# VERY random question.....



## Melx (Dec 23, 2009)

Hi everyone,
This is very random, and also very novice of me (strange to say after 16 years experience :tongue_smilie but I am looking at starting to compete Star locally in dressage. I have never attempted dressage after being a jumper for so many years!
We are doing brilliantly with the training and we are both coming along great, have also bought everything needed for the show ring so we are prepared for when ever the occasion should arise!
The question I have is when you compete locally at dressage are synthetic dressage saddles accepted in the ring? Basically I have a nice new leather GP but I have problems with m knees meaning I have great difficulty keeping my feet in the stirrups etc and using a lot of leg. I rode my friends dressage horse the other week in his dressage saddle and I found it 1000000 easier to ride in with my legs how they are! I barely had to do anything to keep my legs in the right place which is normally a bit challenge when ever I ride.
I am improving as my legs are getting stronger but I am considering investing in a dressage saddle for mine and Stars benefit and for the shows. I have found a self adjust synthetic for a fraction of the price of a leather one but there would be no point in buying it unless I can actually use it when i need to!

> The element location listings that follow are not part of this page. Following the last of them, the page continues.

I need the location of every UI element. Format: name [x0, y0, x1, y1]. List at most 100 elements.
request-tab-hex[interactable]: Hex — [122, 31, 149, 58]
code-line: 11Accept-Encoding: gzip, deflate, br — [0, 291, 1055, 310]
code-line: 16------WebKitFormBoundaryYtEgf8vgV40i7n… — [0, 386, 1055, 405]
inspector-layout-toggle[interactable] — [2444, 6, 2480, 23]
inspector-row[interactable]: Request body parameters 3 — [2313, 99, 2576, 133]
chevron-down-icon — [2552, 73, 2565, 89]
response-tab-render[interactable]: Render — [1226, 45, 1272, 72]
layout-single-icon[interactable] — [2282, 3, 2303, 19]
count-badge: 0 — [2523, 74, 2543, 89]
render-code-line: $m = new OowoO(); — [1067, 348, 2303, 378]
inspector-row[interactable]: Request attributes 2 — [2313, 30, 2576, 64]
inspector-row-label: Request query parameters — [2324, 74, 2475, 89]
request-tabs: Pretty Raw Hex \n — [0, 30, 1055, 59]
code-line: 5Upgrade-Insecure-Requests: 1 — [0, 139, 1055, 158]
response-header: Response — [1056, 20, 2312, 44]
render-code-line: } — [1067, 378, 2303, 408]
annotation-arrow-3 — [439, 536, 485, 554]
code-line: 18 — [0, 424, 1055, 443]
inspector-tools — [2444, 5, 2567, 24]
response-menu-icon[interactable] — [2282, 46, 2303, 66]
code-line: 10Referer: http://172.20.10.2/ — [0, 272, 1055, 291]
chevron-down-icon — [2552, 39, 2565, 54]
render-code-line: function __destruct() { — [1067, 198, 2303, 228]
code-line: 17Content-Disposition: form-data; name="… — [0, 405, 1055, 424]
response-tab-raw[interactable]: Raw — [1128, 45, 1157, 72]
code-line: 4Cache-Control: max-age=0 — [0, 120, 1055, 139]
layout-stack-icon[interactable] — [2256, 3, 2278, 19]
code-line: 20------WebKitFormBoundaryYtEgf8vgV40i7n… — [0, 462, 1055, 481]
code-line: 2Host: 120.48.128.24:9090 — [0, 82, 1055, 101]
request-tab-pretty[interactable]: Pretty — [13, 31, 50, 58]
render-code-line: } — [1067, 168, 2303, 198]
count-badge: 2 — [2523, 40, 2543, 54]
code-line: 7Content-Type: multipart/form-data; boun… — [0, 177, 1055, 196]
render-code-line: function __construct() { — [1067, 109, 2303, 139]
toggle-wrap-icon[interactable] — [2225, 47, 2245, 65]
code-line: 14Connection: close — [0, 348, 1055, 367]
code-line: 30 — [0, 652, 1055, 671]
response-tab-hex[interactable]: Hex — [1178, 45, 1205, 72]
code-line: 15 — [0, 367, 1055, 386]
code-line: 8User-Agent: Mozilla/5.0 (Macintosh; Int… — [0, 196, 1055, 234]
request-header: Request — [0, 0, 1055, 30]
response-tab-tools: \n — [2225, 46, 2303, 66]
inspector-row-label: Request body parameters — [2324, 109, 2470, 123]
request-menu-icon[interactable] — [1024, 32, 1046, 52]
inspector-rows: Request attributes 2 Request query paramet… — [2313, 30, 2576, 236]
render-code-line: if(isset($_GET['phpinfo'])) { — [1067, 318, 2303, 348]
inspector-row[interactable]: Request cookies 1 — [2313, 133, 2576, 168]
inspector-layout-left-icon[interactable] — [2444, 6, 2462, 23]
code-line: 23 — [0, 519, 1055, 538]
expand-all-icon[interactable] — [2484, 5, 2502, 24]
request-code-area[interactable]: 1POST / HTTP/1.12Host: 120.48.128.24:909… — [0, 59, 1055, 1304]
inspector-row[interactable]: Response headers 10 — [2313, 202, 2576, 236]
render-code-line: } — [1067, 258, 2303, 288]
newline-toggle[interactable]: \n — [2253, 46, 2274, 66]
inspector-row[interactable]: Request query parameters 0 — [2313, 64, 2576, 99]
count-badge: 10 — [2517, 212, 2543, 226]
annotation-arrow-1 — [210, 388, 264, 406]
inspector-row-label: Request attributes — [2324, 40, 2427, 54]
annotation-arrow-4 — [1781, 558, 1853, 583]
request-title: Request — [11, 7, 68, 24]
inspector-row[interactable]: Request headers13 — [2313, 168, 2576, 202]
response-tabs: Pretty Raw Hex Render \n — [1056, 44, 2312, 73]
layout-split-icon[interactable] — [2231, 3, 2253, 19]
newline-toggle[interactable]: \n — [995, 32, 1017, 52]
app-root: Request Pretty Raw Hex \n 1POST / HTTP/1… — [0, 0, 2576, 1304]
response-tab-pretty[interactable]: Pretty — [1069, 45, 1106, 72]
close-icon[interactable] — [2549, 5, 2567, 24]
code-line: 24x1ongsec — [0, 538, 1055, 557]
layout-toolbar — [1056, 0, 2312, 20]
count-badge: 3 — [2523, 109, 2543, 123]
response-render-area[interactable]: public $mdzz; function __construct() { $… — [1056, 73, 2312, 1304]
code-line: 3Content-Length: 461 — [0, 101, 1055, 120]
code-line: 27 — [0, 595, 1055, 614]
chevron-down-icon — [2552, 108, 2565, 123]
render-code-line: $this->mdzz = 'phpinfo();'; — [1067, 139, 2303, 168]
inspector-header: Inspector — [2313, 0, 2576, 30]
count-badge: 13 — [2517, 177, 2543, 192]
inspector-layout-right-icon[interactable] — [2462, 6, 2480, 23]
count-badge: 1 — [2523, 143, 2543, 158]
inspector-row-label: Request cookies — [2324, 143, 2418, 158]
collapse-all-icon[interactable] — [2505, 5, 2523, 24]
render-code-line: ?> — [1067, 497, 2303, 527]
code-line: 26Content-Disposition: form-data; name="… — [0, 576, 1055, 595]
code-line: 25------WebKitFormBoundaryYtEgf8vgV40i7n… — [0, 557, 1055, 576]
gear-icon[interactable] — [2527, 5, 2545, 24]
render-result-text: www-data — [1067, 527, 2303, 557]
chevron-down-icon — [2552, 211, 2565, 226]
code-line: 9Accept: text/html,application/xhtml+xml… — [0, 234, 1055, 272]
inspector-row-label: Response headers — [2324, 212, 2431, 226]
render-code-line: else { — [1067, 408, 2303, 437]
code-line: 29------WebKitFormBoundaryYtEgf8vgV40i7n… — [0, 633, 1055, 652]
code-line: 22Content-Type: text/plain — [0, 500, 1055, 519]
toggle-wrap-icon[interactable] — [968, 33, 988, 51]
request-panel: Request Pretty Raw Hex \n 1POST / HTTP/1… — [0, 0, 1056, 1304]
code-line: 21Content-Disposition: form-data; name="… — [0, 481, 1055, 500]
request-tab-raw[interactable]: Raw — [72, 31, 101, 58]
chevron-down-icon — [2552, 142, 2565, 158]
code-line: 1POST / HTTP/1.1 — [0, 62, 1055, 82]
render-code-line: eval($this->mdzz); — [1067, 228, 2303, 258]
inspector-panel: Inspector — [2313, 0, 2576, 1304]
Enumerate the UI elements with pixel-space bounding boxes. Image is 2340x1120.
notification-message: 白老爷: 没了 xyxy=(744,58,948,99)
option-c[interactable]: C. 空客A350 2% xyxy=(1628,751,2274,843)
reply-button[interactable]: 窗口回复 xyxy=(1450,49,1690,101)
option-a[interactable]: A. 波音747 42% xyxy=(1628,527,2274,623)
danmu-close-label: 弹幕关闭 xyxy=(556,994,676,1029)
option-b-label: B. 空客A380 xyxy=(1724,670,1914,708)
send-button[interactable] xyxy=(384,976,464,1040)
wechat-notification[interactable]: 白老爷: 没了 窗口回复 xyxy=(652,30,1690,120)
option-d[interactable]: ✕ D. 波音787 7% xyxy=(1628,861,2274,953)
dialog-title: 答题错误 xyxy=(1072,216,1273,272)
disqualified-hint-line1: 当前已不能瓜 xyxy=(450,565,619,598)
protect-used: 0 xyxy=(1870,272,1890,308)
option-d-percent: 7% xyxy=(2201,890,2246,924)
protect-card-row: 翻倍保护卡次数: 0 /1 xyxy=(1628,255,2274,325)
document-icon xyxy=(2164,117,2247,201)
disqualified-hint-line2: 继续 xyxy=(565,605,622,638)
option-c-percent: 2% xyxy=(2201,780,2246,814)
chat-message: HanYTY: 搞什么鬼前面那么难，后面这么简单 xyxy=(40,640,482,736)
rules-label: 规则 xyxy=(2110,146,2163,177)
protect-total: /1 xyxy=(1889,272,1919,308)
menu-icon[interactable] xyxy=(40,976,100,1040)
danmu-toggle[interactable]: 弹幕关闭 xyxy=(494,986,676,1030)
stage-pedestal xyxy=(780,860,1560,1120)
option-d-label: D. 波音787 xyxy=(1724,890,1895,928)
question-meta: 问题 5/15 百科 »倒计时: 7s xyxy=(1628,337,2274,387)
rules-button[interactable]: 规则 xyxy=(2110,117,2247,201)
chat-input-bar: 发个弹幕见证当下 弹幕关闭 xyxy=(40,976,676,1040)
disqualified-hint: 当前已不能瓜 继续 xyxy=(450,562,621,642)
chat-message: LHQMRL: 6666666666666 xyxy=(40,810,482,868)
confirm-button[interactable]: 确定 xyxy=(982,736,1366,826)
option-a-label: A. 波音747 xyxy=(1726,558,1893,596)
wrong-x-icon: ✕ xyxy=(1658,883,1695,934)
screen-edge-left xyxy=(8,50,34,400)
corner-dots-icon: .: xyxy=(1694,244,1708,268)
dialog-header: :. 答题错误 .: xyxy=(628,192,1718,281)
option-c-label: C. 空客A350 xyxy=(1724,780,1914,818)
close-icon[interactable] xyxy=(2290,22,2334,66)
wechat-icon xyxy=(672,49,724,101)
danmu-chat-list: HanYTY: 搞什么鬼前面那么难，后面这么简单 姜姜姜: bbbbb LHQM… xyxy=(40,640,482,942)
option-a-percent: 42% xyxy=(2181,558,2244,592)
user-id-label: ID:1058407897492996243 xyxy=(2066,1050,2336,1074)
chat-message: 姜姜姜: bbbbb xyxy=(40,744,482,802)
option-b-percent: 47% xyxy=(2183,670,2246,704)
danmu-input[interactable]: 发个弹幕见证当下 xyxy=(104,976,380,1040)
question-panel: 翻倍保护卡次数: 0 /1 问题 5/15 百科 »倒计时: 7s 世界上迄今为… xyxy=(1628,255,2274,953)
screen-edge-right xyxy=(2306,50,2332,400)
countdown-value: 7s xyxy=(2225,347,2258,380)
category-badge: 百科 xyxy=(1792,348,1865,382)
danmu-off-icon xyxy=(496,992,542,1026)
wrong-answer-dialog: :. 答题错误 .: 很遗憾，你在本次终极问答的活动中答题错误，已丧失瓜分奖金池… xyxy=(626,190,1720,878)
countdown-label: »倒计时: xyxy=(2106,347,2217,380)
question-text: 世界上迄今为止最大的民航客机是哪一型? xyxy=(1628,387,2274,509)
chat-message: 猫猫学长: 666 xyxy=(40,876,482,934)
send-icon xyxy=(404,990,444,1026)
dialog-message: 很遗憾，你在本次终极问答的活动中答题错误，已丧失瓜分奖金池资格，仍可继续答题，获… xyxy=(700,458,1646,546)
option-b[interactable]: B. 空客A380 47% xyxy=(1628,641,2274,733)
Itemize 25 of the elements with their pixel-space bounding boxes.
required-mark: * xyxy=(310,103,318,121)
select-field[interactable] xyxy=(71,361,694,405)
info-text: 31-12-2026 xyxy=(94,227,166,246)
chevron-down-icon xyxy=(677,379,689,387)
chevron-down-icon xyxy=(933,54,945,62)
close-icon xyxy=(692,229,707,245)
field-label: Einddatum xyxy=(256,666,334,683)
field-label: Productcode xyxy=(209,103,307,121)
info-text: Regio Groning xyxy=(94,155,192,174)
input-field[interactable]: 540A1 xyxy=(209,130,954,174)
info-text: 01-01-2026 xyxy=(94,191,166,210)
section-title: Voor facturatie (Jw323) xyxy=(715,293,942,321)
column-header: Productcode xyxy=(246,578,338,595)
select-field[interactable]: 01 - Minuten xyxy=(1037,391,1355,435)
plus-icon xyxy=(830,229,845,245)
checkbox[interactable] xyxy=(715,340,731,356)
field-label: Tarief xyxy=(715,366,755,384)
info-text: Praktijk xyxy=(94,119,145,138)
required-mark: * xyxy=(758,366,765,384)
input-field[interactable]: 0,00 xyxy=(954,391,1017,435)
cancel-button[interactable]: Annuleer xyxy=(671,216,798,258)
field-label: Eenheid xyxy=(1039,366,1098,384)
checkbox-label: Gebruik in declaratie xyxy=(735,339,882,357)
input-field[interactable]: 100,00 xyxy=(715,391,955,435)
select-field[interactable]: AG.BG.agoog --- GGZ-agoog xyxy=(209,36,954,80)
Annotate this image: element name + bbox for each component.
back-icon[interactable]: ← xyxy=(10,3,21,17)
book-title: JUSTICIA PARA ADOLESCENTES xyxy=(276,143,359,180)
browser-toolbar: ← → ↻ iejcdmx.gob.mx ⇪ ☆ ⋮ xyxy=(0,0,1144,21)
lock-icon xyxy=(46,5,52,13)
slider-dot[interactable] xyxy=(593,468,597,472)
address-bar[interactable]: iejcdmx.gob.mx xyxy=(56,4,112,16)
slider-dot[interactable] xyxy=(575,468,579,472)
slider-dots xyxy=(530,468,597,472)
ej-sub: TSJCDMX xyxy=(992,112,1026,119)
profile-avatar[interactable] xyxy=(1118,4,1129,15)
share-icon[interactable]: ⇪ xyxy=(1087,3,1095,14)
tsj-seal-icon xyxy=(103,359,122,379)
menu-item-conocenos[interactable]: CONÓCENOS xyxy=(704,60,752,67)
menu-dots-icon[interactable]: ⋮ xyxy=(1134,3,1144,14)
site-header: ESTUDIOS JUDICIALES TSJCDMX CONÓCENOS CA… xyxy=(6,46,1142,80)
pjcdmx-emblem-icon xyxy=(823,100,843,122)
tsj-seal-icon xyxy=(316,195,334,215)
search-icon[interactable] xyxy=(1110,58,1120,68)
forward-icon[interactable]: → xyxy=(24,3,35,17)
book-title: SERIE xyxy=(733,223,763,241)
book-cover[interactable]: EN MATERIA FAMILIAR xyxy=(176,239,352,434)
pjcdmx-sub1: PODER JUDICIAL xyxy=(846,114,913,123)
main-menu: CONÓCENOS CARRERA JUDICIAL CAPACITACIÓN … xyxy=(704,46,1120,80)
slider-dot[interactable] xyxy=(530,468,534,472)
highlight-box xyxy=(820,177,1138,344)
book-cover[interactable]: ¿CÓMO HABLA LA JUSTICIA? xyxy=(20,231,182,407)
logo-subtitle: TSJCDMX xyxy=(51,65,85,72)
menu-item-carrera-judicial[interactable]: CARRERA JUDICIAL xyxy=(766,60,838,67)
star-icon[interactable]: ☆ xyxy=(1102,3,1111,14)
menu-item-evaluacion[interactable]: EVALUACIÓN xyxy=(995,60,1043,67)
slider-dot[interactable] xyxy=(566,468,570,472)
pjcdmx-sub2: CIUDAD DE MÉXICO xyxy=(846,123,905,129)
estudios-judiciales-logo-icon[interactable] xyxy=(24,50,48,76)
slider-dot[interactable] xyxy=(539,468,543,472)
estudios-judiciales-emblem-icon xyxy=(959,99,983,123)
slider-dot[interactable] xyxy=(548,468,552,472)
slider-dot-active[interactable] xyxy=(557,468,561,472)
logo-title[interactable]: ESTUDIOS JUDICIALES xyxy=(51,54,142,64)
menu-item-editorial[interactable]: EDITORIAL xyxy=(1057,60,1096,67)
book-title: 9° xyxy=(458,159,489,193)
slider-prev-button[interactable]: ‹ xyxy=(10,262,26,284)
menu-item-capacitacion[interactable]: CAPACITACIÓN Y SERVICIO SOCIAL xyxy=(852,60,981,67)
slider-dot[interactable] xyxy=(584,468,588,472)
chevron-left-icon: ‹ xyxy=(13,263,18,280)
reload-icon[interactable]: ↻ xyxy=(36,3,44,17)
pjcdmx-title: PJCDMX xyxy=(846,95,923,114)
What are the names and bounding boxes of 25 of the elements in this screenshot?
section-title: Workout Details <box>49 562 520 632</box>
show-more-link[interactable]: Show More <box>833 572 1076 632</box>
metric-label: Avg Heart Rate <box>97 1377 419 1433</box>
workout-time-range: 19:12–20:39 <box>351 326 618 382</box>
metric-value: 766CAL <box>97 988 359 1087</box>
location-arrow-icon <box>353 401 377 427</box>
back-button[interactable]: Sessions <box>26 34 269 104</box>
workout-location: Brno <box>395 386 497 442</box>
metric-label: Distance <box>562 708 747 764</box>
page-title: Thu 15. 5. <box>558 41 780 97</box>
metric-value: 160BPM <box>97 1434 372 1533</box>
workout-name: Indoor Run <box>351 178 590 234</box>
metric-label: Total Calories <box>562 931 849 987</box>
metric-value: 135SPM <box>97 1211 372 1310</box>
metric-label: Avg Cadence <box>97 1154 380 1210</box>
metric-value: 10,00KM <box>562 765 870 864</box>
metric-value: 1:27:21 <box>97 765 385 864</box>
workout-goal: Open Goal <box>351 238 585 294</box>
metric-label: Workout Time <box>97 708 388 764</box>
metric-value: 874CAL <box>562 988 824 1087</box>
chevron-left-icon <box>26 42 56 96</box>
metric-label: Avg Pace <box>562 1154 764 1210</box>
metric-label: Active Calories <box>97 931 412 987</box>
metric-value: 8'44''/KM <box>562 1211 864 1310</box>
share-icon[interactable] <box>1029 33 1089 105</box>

Hope I have actually made some sense in this huge essay! 
Any help much appreciated


----------



## poshmog (Mar 2, 2009)

My daughter competed in nice synthetic dressage saddle at local level and was never pulled up for it,and if the likes of Isabell Werth are putting their names on them ,I wouldnt worry too much.


----------



## Melx (Dec 23, 2009)

Ahh fantastic!!  That has made me feel a lot better about my decision! I just bthink a synthetic is more cost effective (its something I have never tried my hand at and may decide to stickl to jumping so no point wasting a fortune) And I also think having the gullet change system and the moulding system it will be more beneficial for Stars back and also my seat I could imagine being a lot more comfortable!!

I will look into buying one in the next couple of months


----------